“I mean romance,” he corrected cheerfully.
Jane glanced at me, eyes wide. Helen looked torn between mortification and the kind of fascination reserved for public disasters.
Collin lifted the box of chocolates like an offering. “I’ve come prepared to do things properly this time.”
Kitty stared at the chocolates, then at him. “Absolutely not.”
“Ah,” he said, nodding as if she had confirmed something important. “Modesty.”
“No,” Kitty said loudly. “Disinterest and rejection.”
Collin waved a hand. “You say that now. But I believe persistence, when guided by sincerity, can be quite persuasive.”
“Can it?” Kitty said. “Or does it just make people want to hide?”
“I’ve also arranged flowers,” he added. “They should be arriving shortly.”
Jane put a hand over her mouth. Meri closed her eyes briefly, as if counting to ten.
I felt a strange mix of relief and secondhand embarrassment. Collin’s attention was no longer aimed at me, but that didn’t mean the chaos had diminished. It had simply shifted targets.
Kitty turned to me. “Make him leave.”
“I don’t think I have that authority,” I said.
Collin leaned closer to Kitty, lowering his voice conspiratorially. “I sense potential here.”
Kitty took a step back. “I sense a restraining order.”
Before the situation could escalate further, the distant sound of music drifted in through the windows. A violin, maybe,warming up somewhere nearby. The faint reminder that the gala was approaching, whether we were ready for it or not.
The room fell just slightly quieter.
Collin straightened, smoothing his coat. “Ah, preparations are underway.”
Kitty groaned as a trio of violinists and a poor beleaguered delivery person staggered under the weight of the biggest bouquet that I had ever seen.
I watched the scene unfold with a strange sense of distance, my earlier disappointment settling into something more manageable. The evening had taken on a familiar shape again. Chaos, laughter, interruptions, and unwanted drama that would eventually resolve itself, one way or another.
Kitty gave Collin a look that could kill while Dad put his arm around Collin’s shoulder, steering him out of the kitchen despite his protests.
Mom put a hand to her mouth, following them out.
“I will take the flowers,” Lucy decided. “They can go in the lobby for the guests.”
“Excuse me, musicians? I think you can go home,” I told them, stepping forward. “Kitty, maybe you should retreat upstairs?”
I stepped in to do my part, wondering if I had misread the signals from Ephram. He had asked me out to coffee, but turned down the gala. I should just ask him, I resolved.
Yet I didn’t.
Chapter Twenty-One: The Gala
The Hale Ski Lodge looked like it belonged on the front of a glossy magazine that promised you could reinvent your life if you bought the right wool coat.

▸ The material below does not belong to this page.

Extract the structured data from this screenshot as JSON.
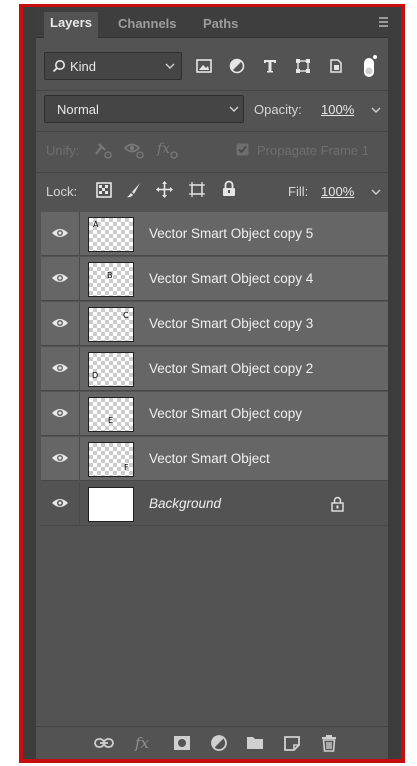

White lights traced the roofline and the stone archway. Lanterns glowed along the walkway, the kind that made every snowflake look intentional. Music drifted faintly through the closed doors, softened by glass and distance, and the air smelled like pine, woodsmoke and money.
I stood at the base of the steps with my gloved hands tucked into my coat pockets, breathing slowly so I did not fog up the confidence I had been practicing all week.